State Funds for Air Monitoring Dry Up amid Ongoing Suncor Pollution
By Trish Zornio
At least one air monitoring site in Commerce City is set to close this month due to a lack of available funds at the state level. The closure comes as Suncor continues to emit high pollutants, prompting two state health warnings in April alone.
Cultivando, the community group that oversees the air monitoring efforts, was originally funded in 2021 with two supplemental environmental project grants totaling $1.8 million. The grants were awarded after the Colorado Department of Public Health and Environment (CDPHE) allocated a portion of its $9 million settlement with Suncor for continuous air pollution monitoring and education.
Both grants were nonrenewable, however, so Cultivando recently applied for a new state grant under CDPHE’s Environmental Justice Grant Program.
The independent volunteer advisory board selected eight awardees, and Cultivando’s proposal to continue full air monitoring in the area was not among them. Cultivando expressed frustration at the lack of continued support from the state, saying the money was critical to sustaining full air monitoring efforts.
“The state’s rejection to continue funding our air monitoring was frustrating because our work is evident, the results have been measurable, and community input has also been present every step of the way,” Cultivando wrote in a statement to The Denver North Star. “The effort to upgrade the Denver monitor included equipment acquisition so that we could take radioactive measurements and measure other pollutants such as small particulates, PM 2.5, sulfur dioxide and hydrogen sulfide.”

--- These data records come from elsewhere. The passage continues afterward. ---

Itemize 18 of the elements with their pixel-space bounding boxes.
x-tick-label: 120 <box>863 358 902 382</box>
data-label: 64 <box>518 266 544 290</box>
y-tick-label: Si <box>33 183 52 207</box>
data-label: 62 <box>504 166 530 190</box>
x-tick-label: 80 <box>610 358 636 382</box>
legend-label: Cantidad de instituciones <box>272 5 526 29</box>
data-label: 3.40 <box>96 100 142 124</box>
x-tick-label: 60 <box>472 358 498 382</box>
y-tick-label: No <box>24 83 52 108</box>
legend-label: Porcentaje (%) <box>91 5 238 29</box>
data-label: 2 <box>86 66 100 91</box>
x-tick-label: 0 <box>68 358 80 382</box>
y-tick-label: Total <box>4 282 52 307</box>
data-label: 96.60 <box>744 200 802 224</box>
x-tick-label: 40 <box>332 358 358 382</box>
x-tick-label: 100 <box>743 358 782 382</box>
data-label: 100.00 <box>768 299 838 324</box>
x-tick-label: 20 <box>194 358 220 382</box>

Cultivando’s air monitoring efforts with Boulder Air resulted in a presentation featuring multiple local scientists who offered a new understanding of the area’s air pollution concerns. The group’s monitoring efforts have also been used by CDPHE to help track and issue health warnings, and the Environmental Protection Agency has openly stated it intends to review Cultivando’s findings to consider the next steps in addressing local pollution levels.
The EPA also awarded Cultivando a $500,000 grant for continuous air monitoring to help maintain at least one of the air monitoring sites, even as state funds for the project dry up.

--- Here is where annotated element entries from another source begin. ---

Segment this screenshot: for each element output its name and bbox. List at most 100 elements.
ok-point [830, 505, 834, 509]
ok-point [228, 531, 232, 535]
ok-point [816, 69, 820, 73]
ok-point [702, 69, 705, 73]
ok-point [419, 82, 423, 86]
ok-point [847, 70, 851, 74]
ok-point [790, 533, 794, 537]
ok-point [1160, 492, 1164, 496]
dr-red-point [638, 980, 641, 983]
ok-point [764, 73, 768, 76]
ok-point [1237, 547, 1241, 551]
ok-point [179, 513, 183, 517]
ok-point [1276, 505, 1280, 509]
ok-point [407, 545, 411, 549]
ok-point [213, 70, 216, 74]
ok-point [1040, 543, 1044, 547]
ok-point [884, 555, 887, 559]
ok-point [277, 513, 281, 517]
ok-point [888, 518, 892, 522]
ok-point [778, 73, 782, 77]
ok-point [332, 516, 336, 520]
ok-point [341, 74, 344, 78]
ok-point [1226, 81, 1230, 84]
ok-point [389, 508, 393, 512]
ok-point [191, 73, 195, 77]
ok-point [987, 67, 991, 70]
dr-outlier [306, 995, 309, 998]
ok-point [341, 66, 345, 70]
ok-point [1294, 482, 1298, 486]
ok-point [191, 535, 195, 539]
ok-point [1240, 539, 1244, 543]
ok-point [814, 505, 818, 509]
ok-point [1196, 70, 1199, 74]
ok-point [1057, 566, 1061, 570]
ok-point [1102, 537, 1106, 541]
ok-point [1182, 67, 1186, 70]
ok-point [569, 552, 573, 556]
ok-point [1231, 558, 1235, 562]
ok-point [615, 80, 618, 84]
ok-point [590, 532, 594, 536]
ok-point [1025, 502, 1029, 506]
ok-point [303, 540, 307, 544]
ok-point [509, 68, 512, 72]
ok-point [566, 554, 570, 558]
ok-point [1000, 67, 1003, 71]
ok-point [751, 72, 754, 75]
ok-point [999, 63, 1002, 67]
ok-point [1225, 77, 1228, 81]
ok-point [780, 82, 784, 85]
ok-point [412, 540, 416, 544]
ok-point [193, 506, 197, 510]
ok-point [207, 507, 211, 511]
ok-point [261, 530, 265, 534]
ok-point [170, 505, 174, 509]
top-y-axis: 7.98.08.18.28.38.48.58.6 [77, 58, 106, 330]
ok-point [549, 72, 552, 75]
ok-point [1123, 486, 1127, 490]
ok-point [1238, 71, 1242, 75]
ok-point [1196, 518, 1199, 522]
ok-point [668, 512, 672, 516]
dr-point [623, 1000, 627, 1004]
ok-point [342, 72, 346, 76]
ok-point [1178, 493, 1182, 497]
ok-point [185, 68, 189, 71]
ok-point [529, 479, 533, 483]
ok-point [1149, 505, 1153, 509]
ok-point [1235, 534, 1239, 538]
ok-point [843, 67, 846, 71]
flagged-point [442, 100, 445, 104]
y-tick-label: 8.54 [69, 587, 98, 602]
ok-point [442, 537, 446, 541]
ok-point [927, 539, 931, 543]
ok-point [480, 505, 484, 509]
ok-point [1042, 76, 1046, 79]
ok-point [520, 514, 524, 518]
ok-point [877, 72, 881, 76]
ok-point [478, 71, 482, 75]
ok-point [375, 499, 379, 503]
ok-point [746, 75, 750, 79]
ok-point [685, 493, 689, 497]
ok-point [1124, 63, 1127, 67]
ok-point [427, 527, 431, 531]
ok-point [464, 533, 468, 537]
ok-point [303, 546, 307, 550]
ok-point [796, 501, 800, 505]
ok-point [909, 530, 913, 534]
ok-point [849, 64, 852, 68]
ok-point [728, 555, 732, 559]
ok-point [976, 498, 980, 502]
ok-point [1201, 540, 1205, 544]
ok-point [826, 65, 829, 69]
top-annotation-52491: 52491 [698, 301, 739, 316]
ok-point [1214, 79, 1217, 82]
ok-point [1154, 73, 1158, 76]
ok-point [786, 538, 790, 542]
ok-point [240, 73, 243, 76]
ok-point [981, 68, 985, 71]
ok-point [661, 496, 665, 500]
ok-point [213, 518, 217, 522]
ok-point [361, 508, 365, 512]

“Community-based air monitoring is a high priority for EPA and the Colorado Department of Public Health and Environment,” said an EPA spokesperson in a statement to The G.E.S. Gazette. “These grassroots monitoring efforts are producing valuable information and empowering our most underserved communities as partners in protecting health and the environment. Cultivando applied for and was awarded a grant under the American Rescue Plan and Inflation Reduction Act community monitoring grants. EPA is working with Cultivando on their grant requirements, once met, the funding will be awarded and can be utilized to facilitate their monitoring.”
The EPA grant, however, is a small fraction of the original award that kickstarted Cultivando’s monitoring program, and the grant alone is unlikely to sustain the current level of monitoring by Cultivando. Asked for comments on how local officials are responding to the reduction of continuous air monitoring in the area, Councilwoman Candi CdeBaca stated that this is a devastating reality and that she had been working to put the group in touch with other funding options.

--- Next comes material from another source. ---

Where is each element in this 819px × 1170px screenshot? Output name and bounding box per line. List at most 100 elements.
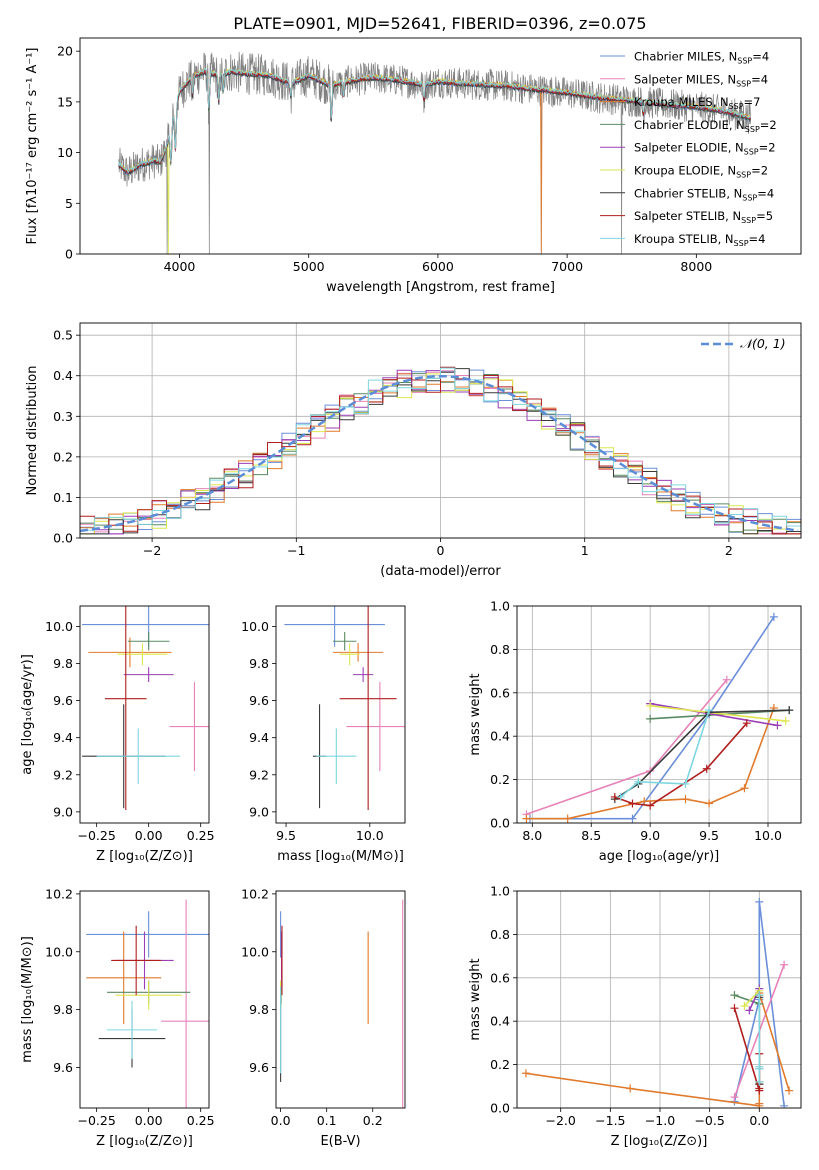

“Government that wants healthy communities should be investing in this work,” CdeBaca said. “Their failure to support meaningfully in an ongoing fashion speaks volumes about their priorities and the continued trend of which communities can be sacrificed.”
Cultivando confirmed they have looked into multiple additional funding sources to no avail yet. According to Rebecca Curry of Earthjustice, one possible contributor to fewer state funding options for groups like Cultivando is the lack of financial penalties obtained by CDPHE against Suncor in the years since the 2020 settlement.
Given the original SEP grants for Cultivando were funded by the settlement, more financial penalties obtained by CDPHE for repeated pollution violations since then might have generated more revenue to be used for local pollution monitoring.
A spokesperson at CDPHE confirmed that although the state has issued several compliance advisories that could eventually yield financial penalties, such actions are all still pending. No timeline of potential closure was offered.
In a closing statement, Cultivando said, “If the state does in fact care … about the health of its disproportionately impacted communities, then it will do everything in its power to protect them from continuous harm.”